Wenn dein Tier bei vollem Napf hungert.

Kennst du das?

Du füllst den Napf von deinem Hund / deiner Katze frisch auf, aber dein Tier geht gleich wieder weg oder sieht dich gar an als würdest du es vergiften wollen? Oder kommt zu dir betteln, trotz vollem Napf?

Es gibt viele Gründe warum Hund oder Katze, ab und zu ein Theater um ihr Futter machen. Ich habe dir hier eine Checkliste zusammengefasst, die du für dich durchgehen kannst, um schneller das Problem herauszufinden, warum dein Tier vor dem vollen Napf lieber hungert.


Die Punkte sind ohne spezielle Reihenfolge aufgelistet und sollen dir einfach einen Anhaltspunkt geben.


Oft kommt die Aussage "mein Tier ist mäkelig". Klar kann ein Hund oder eine Katze die Eigenschaft haben, sehr wählerisch zu sein, manchmal kommen aber auch andere Faktoren ins Spiel.



Neophobie

„Die Angst vor etwas Neuem“ besonders bekannt bei Katzen, aber auch beliebt bei Hunden.

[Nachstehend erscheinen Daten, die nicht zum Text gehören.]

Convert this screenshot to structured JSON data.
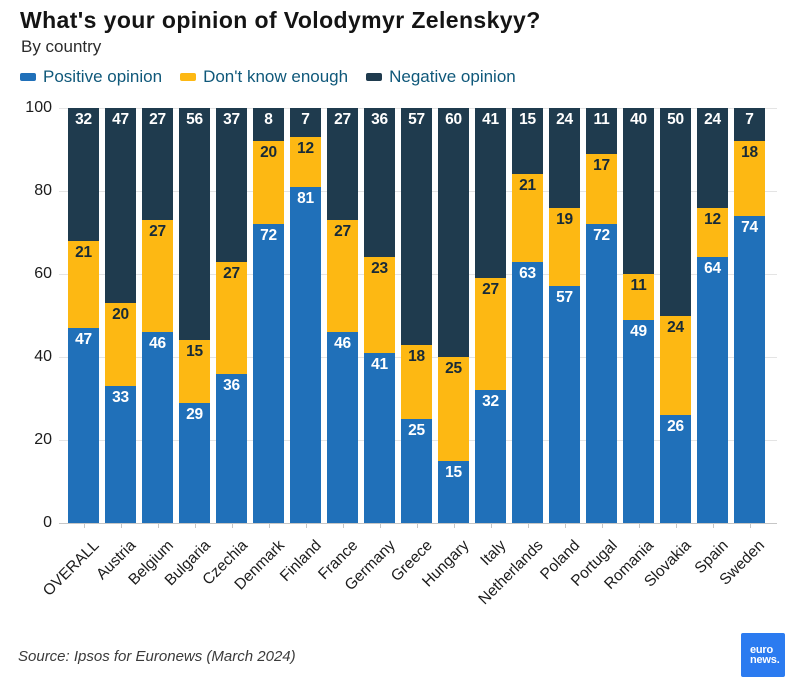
{
  "title": "What's your opinion of Volodymyr Zelenskyy?",
  "subtitle": "By country",
  "source": "Source: Ipsos for Euronews (March 2024)",
  "logo": {
    "line1": "euro",
    "line2": "news."
  },
  "colors": {
    "positive": "#2070b9",
    "dontknow": "#fdb813",
    "negative": "#1f3b4e",
    "legend_text": "#0f587a",
    "gridline": "#e4e4e4",
    "axis": "#c6c6c6",
    "logo_blue": "#2b7bf0"
  },
  "legend": [
    {
      "label": "Positive opinion",
      "color": "#2070b9"
    },
    {
      "label": "Don't know enough",
      "color": "#fdb813"
    },
    {
      "label": "Negative opinion",
      "color": "#1f3b4e"
    }
  ],
  "y_axis": {
    "ticks": [
      0,
      20,
      40,
      60,
      80,
      100
    ],
    "max": 100
  },
  "chart_data": {
    "type": "bar",
    "stacked": true,
    "title": "What's your opinion of Volodymyr Zelenskyy?",
    "subtitle": "By country",
    "ylim": [
      0,
      100
    ],
    "categories": [
      "OVERALL",
      "Austria",
      "Belgium",
      "Bulgaria",
      "Czechia",
      "Denmark",
      "Finland",
      "France",
      "Germany",
      "Greece",
      "Hungary",
      "Italy",
      "Netherlands",
      "Poland",
      "Portugal",
      "Romania",
      "Slovakia",
      "Spain",
      "Sweden"
    ],
    "series": [
      {
        "name": "Positive opinion",
        "values": [
          47,
          33,
          46,
          29,
          36,
          72,
          81,
          46,
          41,
          25,
          15,
          32,
          63,
          57,
          72,
          49,
          26,
          64,
          74
        ]
      },
      {
        "name": "Don't know enough",
        "values": [
          21,
          20,
          27,
          15,
          27,
          20,
          12,
          27,
          23,
          18,
          25,
          27,
          21,
          19,
          17,
          11,
          24,
          12,
          18
        ]
      },
      {
        "name": "Negative opinion",
        "values": [
          32,
          47,
          27,
          56,
          37,
          8,
          7,
          27,
          36,
          57,
          60,
          41,
          15,
          24,
          11,
          40,
          50,
          24,
          7
        ]
      }
    ]
  }
}
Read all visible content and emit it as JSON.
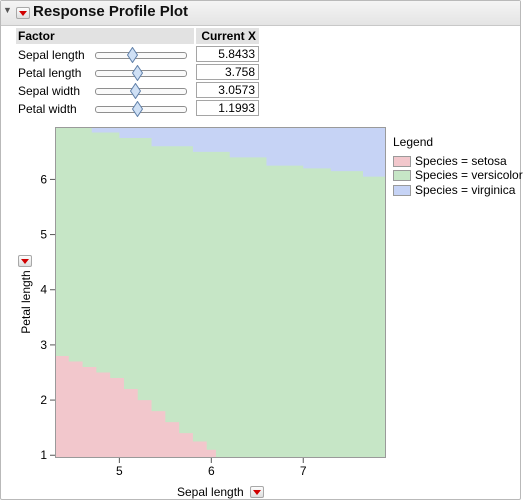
{
  "title": "Response Profile Plot",
  "table": {
    "factor_header": "Factor",
    "value_header": "Current X",
    "rows": [
      {
        "label": "Sepal length",
        "value": "5.8433",
        "slider_position": 0.42
      },
      {
        "label": "Petal length",
        "value": "3.758",
        "slider_position": 0.47
      },
      {
        "label": "Sepal width",
        "value": "3.0573",
        "slider_position": 0.45
      },
      {
        "label": "Petal width",
        "value": "1.1993",
        "slider_position": 0.47
      }
    ]
  },
  "icons": {
    "disclosure": "disclosure-triangle-icon",
    "menu": "red-triangle-menu-icon",
    "thumb": "diamond-slider-thumb-icon"
  },
  "colors": {
    "setosa": "#f2c7cc",
    "versicolor": "#c6e6c6",
    "virginica": "#c6d3f5",
    "menu_arrow": "#d00000",
    "slider_thumb": "#cfe0f5"
  },
  "chart_data": {
    "type": "area",
    "title": "",
    "xlabel": "Sepal length",
    "ylabel": "Petal length",
    "xlim": [
      4.3,
      7.9
    ],
    "ylim": [
      0.95,
      6.95
    ],
    "x_ticks": [
      5,
      6,
      7
    ],
    "y_ticks": [
      1,
      2,
      3,
      4,
      5,
      6
    ],
    "legend": {
      "title": "Legend",
      "position": "right",
      "entries": [
        "Species = setosa",
        "Species = versicolor",
        "Species = virginica"
      ]
    },
    "series": [
      {
        "name": "Species = setosa",
        "boundary": [
          [
            4.3,
            2.8
          ],
          [
            4.45,
            2.7
          ],
          [
            4.6,
            2.6
          ],
          [
            4.75,
            2.5
          ],
          [
            4.9,
            2.4
          ],
          [
            5.05,
            2.2
          ],
          [
            5.2,
            2.0
          ],
          [
            5.35,
            1.8
          ],
          [
            5.5,
            1.6
          ],
          [
            5.65,
            1.4
          ],
          [
            5.8,
            1.25
          ],
          [
            5.95,
            1.1
          ],
          [
            6.05,
            1.0
          ]
        ]
      },
      {
        "name": "Species = versicolor",
        "region": "between setosa boundary and virginica boundary"
      },
      {
        "name": "Species = virginica",
        "boundary": [
          [
            4.3,
            6.95
          ],
          [
            4.7,
            6.85
          ],
          [
            5.0,
            6.75
          ],
          [
            5.35,
            6.6
          ],
          [
            5.8,
            6.5
          ],
          [
            6.2,
            6.4
          ],
          [
            6.6,
            6.25
          ],
          [
            7.0,
            6.2
          ],
          [
            7.3,
            6.15
          ],
          [
            7.65,
            6.05
          ],
          [
            7.9,
            5.9
          ]
        ]
      }
    ]
  }
}
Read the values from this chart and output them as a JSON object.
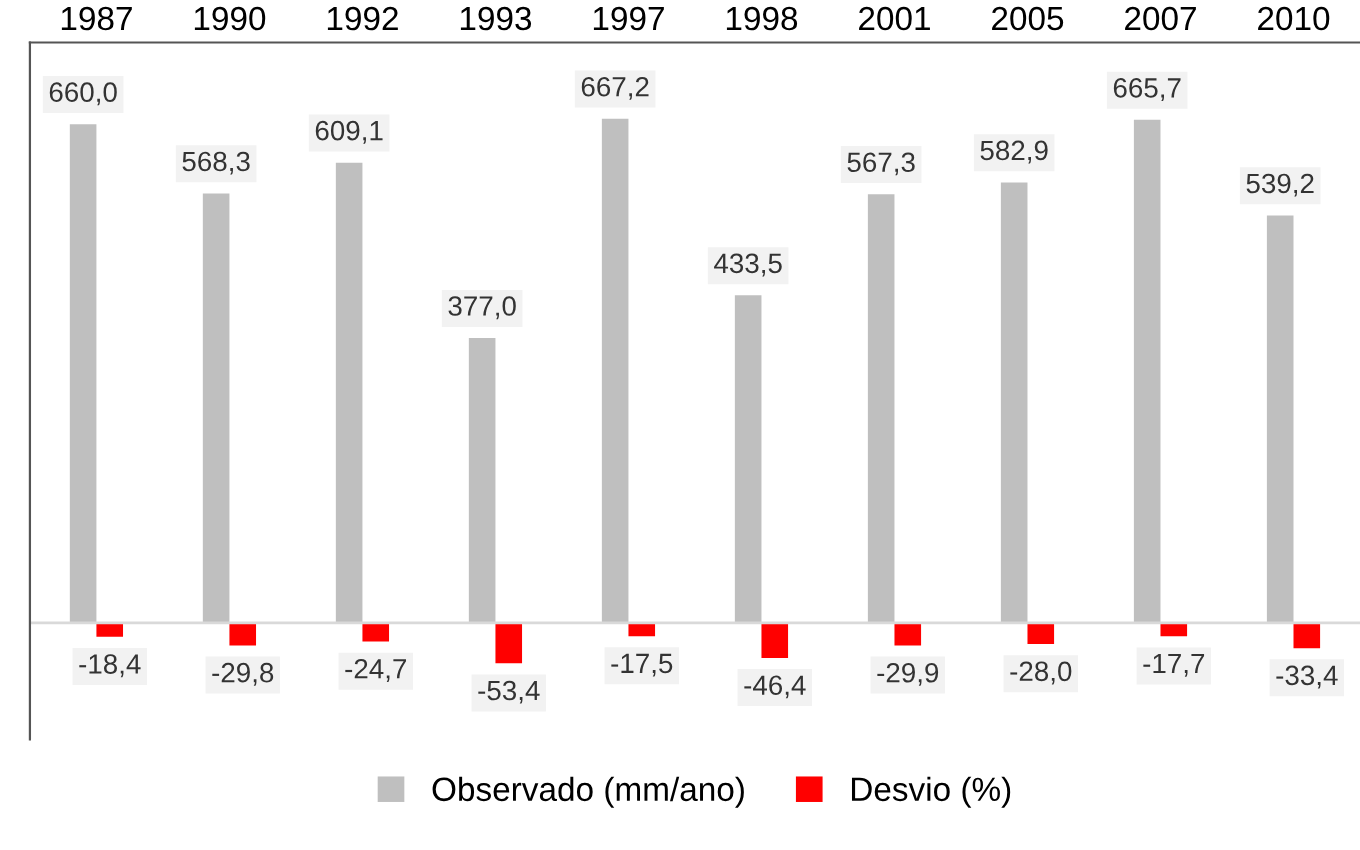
{
  "chart_data": {
    "type": "bar",
    "categories": [
      "1987",
      "1990",
      "1992",
      "1993",
      "1997",
      "1998",
      "2001",
      "2005",
      "2007",
      "2010"
    ],
    "series": [
      {
        "name": "Observado (mm/ano)",
        "color": "#bfbfbf",
        "values": [
          660.0,
          568.3,
          609.1,
          377.0,
          667.2,
          433.5,
          567.3,
          582.9,
          665.7,
          539.2
        ],
        "value_labels": [
          "660,0",
          "568,3",
          "609,1",
          "377,0",
          "667,2",
          "433,5",
          "567,3",
          "582,9",
          "665,7",
          "539,2"
        ]
      },
      {
        "name": "Desvio (%)",
        "color": "#ff0000",
        "values": [
          -18.4,
          -29.8,
          -24.7,
          -53.4,
          -17.5,
          -46.4,
          -29.9,
          -28.0,
          -17.7,
          -33.4
        ],
        "value_labels": [
          "-18,4",
          "-29,8",
          "-24,7",
          "-53,4",
          "-17,5",
          "-46,4",
          "-29,9",
          "-28,0",
          "-17,7",
          "-33,4"
        ]
      }
    ],
    "legend": "bottom",
    "grid": false,
    "tick_labels": "x"
  }
}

Hat dein Tier immer nur Trockenfutter zum Fressen bekommen, wird es vermutlich schwer sein es von einem Nassfutter zu überzeugen. Die Neophobie bezieht sich nicht nur auf eine andere Konsistenz des Futters, sondern auch auf die Geschmackssorte. Je mehr sich das neue Futtermittel vom alten unterscheidet, wird es vermutlich schwerer sein, dein Tier davon zu überzeugen.

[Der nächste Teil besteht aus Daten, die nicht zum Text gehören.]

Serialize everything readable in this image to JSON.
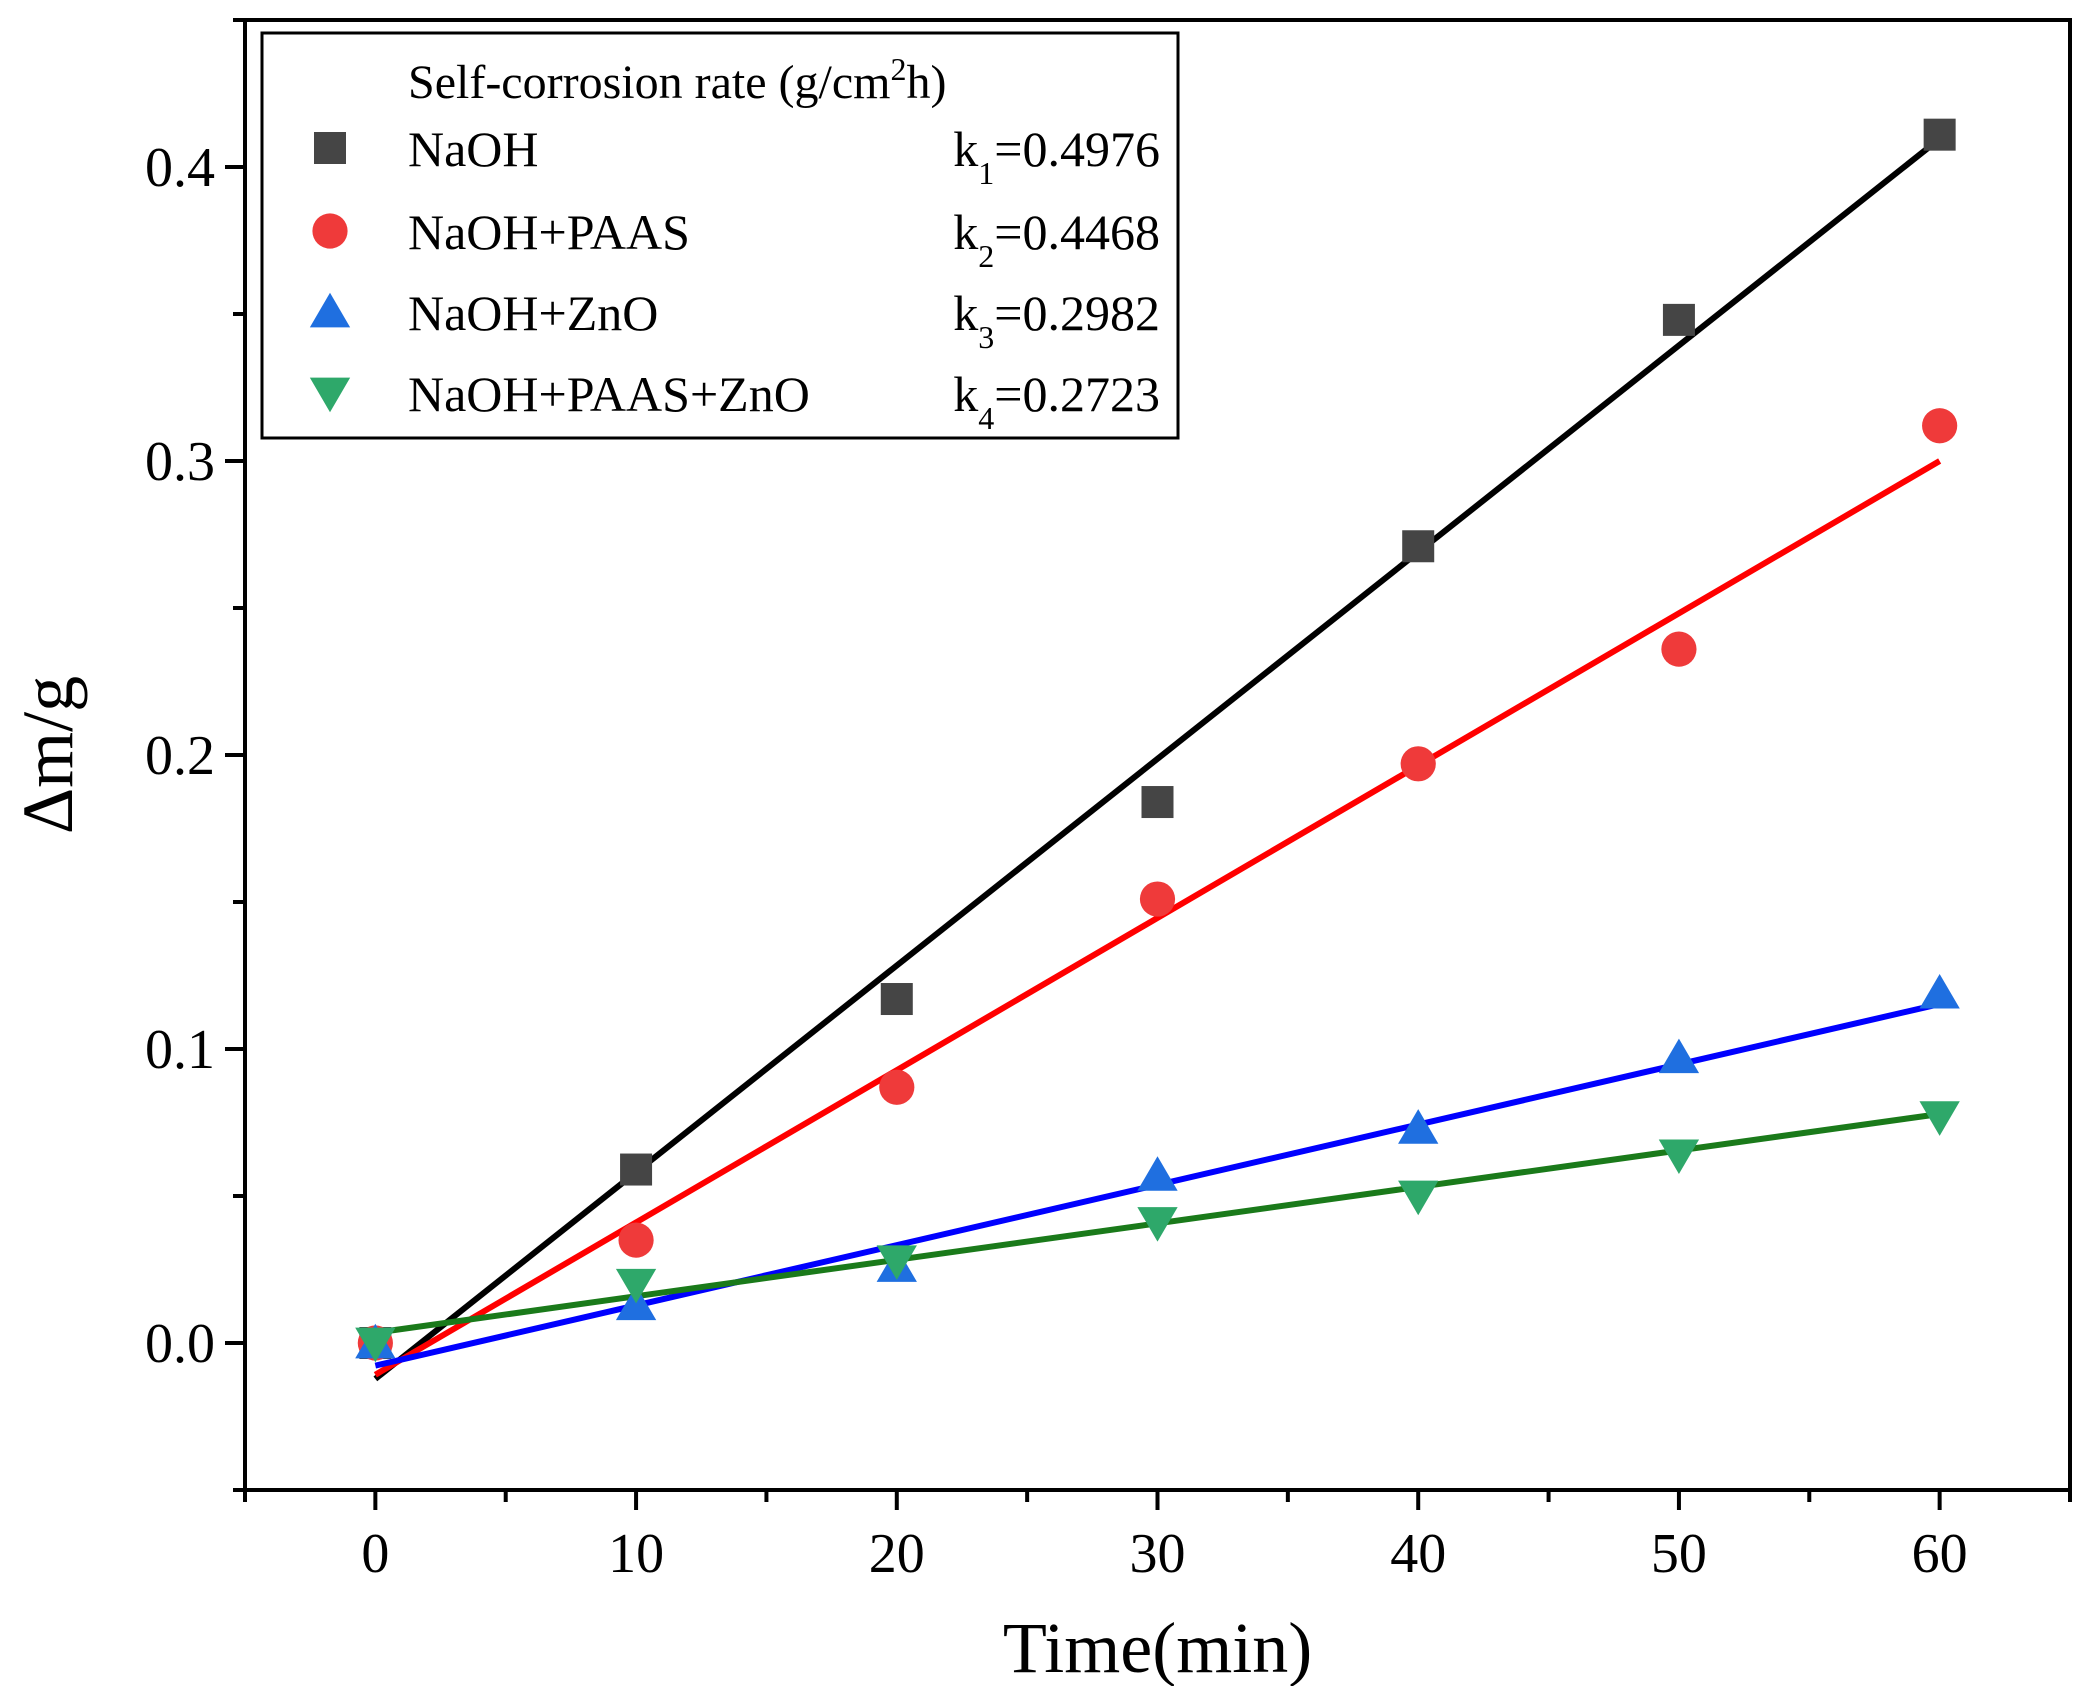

-> Neophobie kann man etwas vorbeugen, in dem man neben dem Hauptfutter auch andere Futterarten/-sorten z.B.: als Leckerli anbietet.

Bei manchen Tieren muss man teelöffelweise oder sogar messerspitzenweise das neue Futter in das alte untermischen. Das Prozedere kann sich Tage, Wochen oder sogar Monate hinziehen, aber wenn es sich um eine gesundheitliche Futterumstellung handelt, sollte man auf jeden Fall dranbleiben.

Tipps zur Futterumstellung folgen noch in einem anderen Beitrag.



Grenzen testen

Jugendliche / neu eingezogene Tiere testen oft aus, wie weit sie gehen können. Nicht nur auf die Erziehung bezogen, sondern auch auf die Napffüllung. Auch bekannt als "Trotzphase".

Oder wenn Hund oder Katze weiß, dass nach einer kurzen Wartezeit etwas Besseres nachkommt, ist es klar, dass sie das Absitzen.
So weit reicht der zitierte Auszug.